Woods’ compound is huge. Occupying 12 waterfront acres on the island, it boasts a small golf course, a 14,000sq ft main home plus an adjoining 12,000sq ft building, two pools and a boat dock, giving the couple ample space and opportunity for leisure. It’s five miles from where he crashed.

The couple largely shun nearby ritzy Palm Beach high society and are rarely seen out together except at golf events.

A member of Vanessa’s circle in Palm Beach said: ‘I would say Vanessa spends roughly 60 per cent of her time at Tiger’s place. Her country club home is luxurious, but there’s not much private outside space and it’s like living in a fishbowl.

‘Tiger has far more privacy, so she’ll go over there where they often spend time putting on the greens together. Then there’s the children, which provide another link to their day-to-day lives.

‘Tiger makes a point to drive Charlie to school each day and pick him up whenever he can. Vanessa often does the same for Kai,’ said our source. ‘After pick- up they head off to a nearby Starbucks for coffee. That’s largely it. It’s pretty mundane.’

Another close source, a former Woods employee, adds: ‘Vanessa is sweet and well-liked by the three or four bodyguards who work on Tiger’s property, but they don’t see her as the liveliest spark.
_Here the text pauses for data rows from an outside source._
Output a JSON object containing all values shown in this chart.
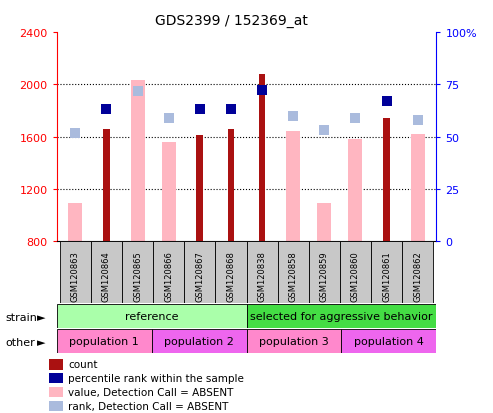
{
  "title": "GDS2399 / 152369_at",
  "samples": [
    "GSM120863",
    "GSM120864",
    "GSM120865",
    "GSM120866",
    "GSM120867",
    "GSM120868",
    "GSM120838",
    "GSM120858",
    "GSM120859",
    "GSM120860",
    "GSM120861",
    "GSM120862"
  ],
  "count_values": [
    null,
    1660,
    null,
    null,
    1610,
    1660,
    2080,
    null,
    null,
    null,
    1740,
    null
  ],
  "absent_value_values": [
    1090,
    null,
    2030,
    1560,
    null,
    null,
    null,
    1640,
    1090,
    1580,
    null,
    1620
  ],
  "percentile_rank_present": [
    null,
    1810,
    null,
    null,
    1810,
    1810,
    1960,
    null,
    null,
    null,
    1870,
    null
  ],
  "percentile_rank_absent": [
    1625,
    null,
    1950,
    1740,
    null,
    null,
    null,
    1760,
    1650,
    1740,
    null,
    1725
  ],
  "ymin": 800,
  "ymax": 2400,
  "yticks_left": [
    800,
    1200,
    1600,
    2000,
    2400
  ],
  "yticks_right": [
    0,
    25,
    50,
    75,
    100
  ],
  "yticks_right_pos": [
    800,
    1200,
    1600,
    2000,
    2400
  ],
  "strain_groups": [
    {
      "label": "reference",
      "start": 0,
      "end": 6,
      "color": "#aaffaa"
    },
    {
      "label": "selected for aggressive behavior",
      "start": 6,
      "end": 12,
      "color": "#44dd44"
    }
  ],
  "other_groups": [
    {
      "label": "population 1",
      "start": 0,
      "end": 3,
      "color": "#ff88cc"
    },
    {
      "label": "population 2",
      "start": 3,
      "end": 6,
      "color": "#ee66ee"
    },
    {
      "label": "population 3",
      "start": 6,
      "end": 9,
      "color": "#ff88cc"
    },
    {
      "label": "population 4",
      "start": 9,
      "end": 12,
      "color": "#ee66ee"
    }
  ],
  "count_color": "#AA1111",
  "absent_value_color": "#FFB6C1",
  "rank_present_color": "#000099",
  "rank_absent_color": "#AABBDD",
  "legend_items": [
    {
      "label": "count",
      "color": "#AA1111"
    },
    {
      "label": "percentile rank within the sample",
      "color": "#000099"
    },
    {
      "label": "value, Detection Call = ABSENT",
      "color": "#FFB6C1"
    },
    {
      "label": "rank, Detection Call = ABSENT",
      "color": "#AABBDD"
    }
  ]
}
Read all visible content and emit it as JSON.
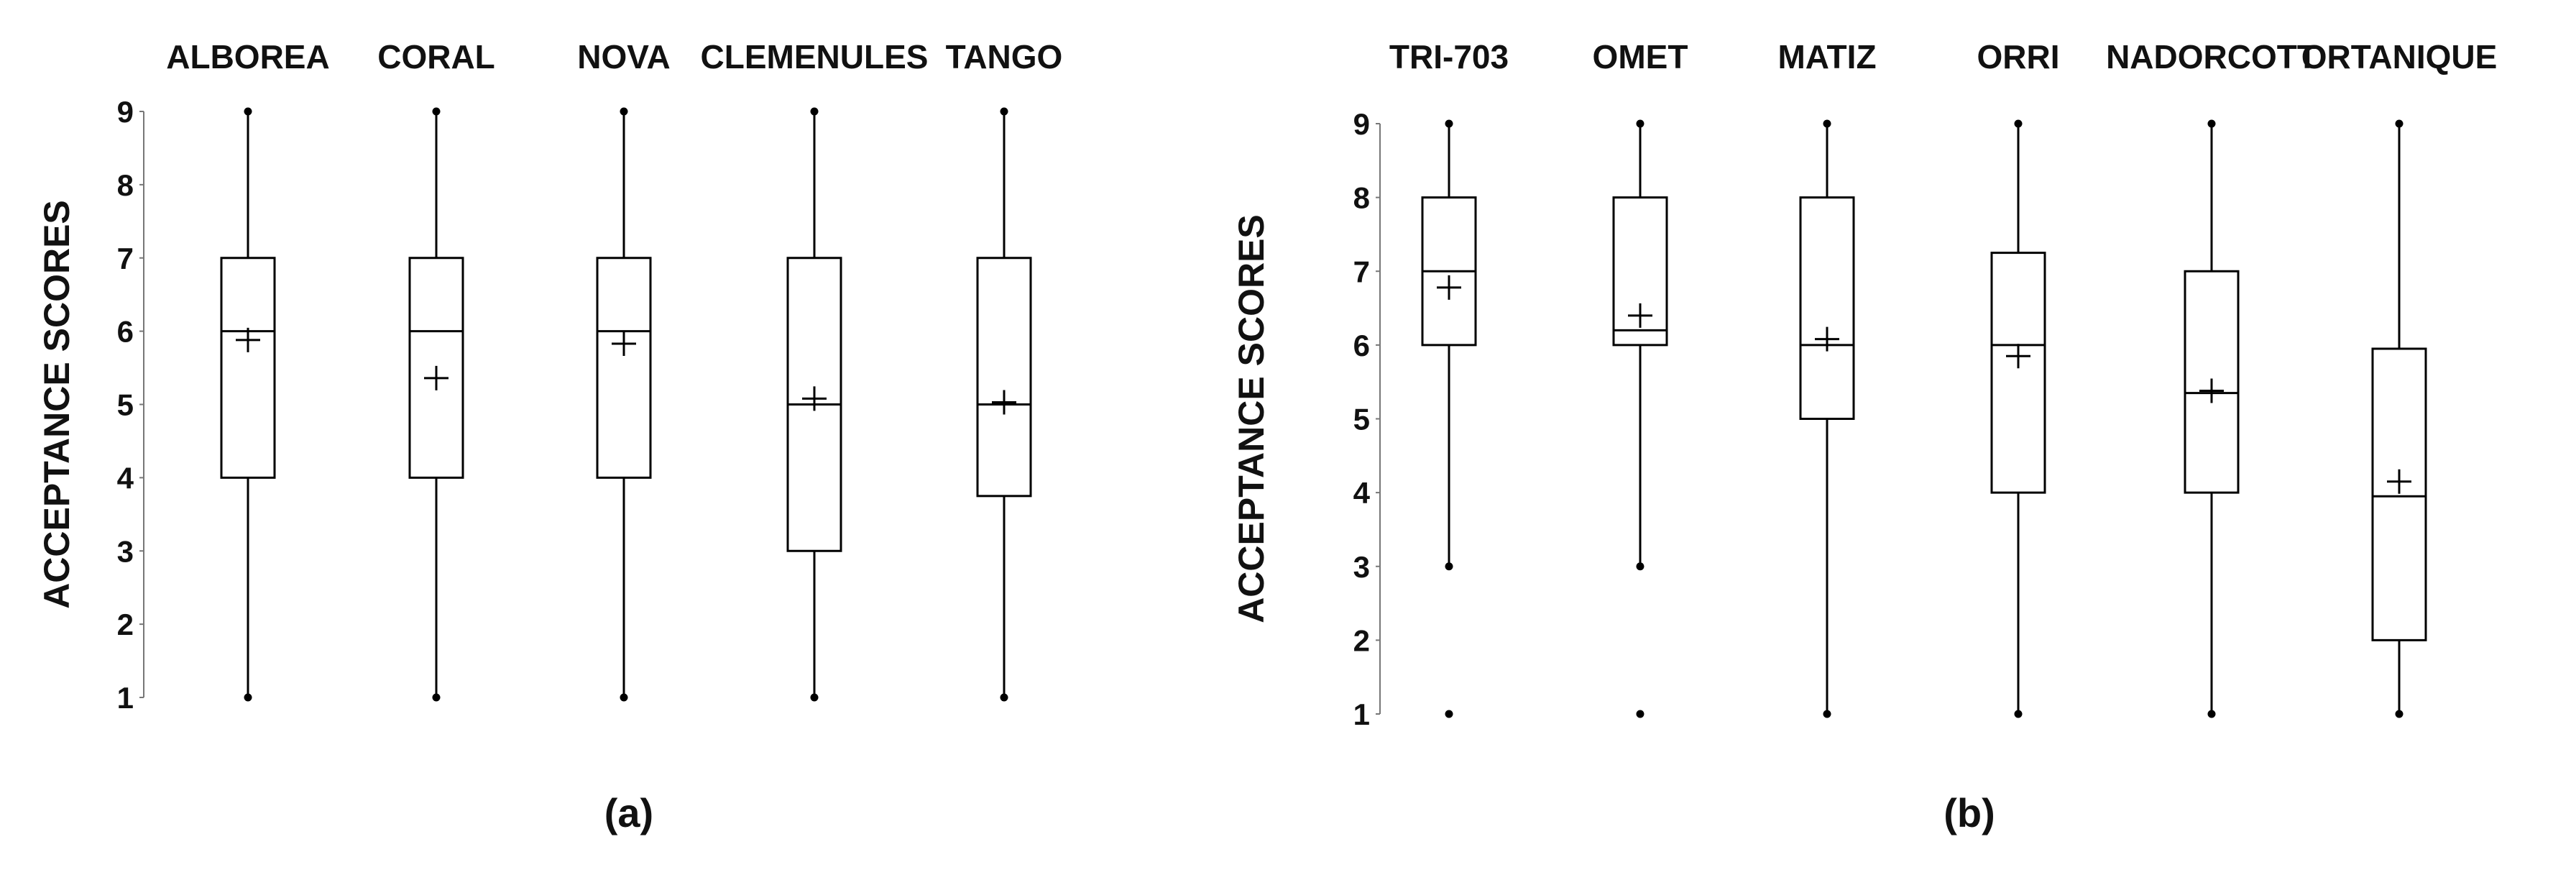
{
  "chart_data": [
    {
      "type": "boxplot",
      "panel_label": "(a)",
      "ylabel": "ACCEPTANCE  SCORES",
      "ylim": [
        1,
        9
      ],
      "yticks": [
        "1",
        "2",
        "3",
        "4",
        "5",
        "6",
        "7",
        "8",
        "9"
      ],
      "categories": [
        "ALBOREA",
        "CORAL",
        "NOVA",
        "CLEMENULES",
        "TANGO"
      ],
      "boxes": [
        {
          "min": 1,
          "q1": 4,
          "median": 6,
          "q3": 7,
          "max": 9,
          "mean": 5.88,
          "outliers": []
        },
        {
          "min": 1,
          "q1": 4,
          "median": 6,
          "q3": 7,
          "max": 9,
          "mean": 5.36,
          "outliers": []
        },
        {
          "min": 1,
          "q1": 4,
          "median": 6,
          "q3": 7,
          "max": 9,
          "mean": 5.83,
          "outliers": []
        },
        {
          "min": 1,
          "q1": 3,
          "median": 5,
          "q3": 7,
          "max": 9,
          "mean": 5.08,
          "outliers": []
        },
        {
          "min": 1,
          "q1": 3.75,
          "median": 5,
          "q3": 7,
          "max": 9,
          "mean": 5.03,
          "outliers": []
        }
      ]
    },
    {
      "type": "boxplot",
      "panel_label": "(b)",
      "ylabel": "ACCEPTANCE SCORES",
      "ylim": [
        1,
        9
      ],
      "yticks": [
        "1",
        "2",
        "3",
        "4",
        "5",
        "6",
        "7",
        "8",
        "9"
      ],
      "categories": [
        "TRI-703",
        "OMET",
        "MATIZ",
        "ORRI",
        "NADORCOTT",
        "ORTANIQUE"
      ],
      "boxes": [
        {
          "min": 3,
          "q1": 6,
          "median": 7,
          "q3": 8,
          "max": 9,
          "mean": 6.78,
          "outliers": [
            1
          ]
        },
        {
          "min": 3,
          "q1": 6,
          "median": 6.2,
          "q3": 8,
          "max": 9,
          "mean": 6.4,
          "outliers": [
            1
          ]
        },
        {
          "min": 1,
          "q1": 5,
          "median": 6,
          "q3": 8,
          "max": 9,
          "mean": 6.08,
          "outliers": []
        },
        {
          "min": 1,
          "q1": 4,
          "median": 6,
          "q3": 7.25,
          "max": 9,
          "mean": 5.85,
          "outliers": []
        },
        {
          "min": 1,
          "q1": 4,
          "median": 5.35,
          "q3": 7,
          "max": 9,
          "mean": 5.38,
          "outliers": []
        },
        {
          "min": 1,
          "q1": 2,
          "median": 3.95,
          "q3": 5.95,
          "max": 9,
          "mean": 4.15,
          "outliers": []
        }
      ]
    }
  ]
}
‘And when she’s not around, Tiger spends a lot of time playing video games on his own. It’s a lot less exciting than people think.

‘They simply aren’t sociable. Apart from Tiger’s 50th birthday celebration in January, no one has ever seen them at large functions in Palm Beach.

‘If they do go out occasionally it’s to Tiger’s own sports bar style-restaurant in Jupiter, where they will get a table at the back.’

Perhaps for the forseeable future a quiet table at the back is exactly what this sporting giant needs to piece his life together again.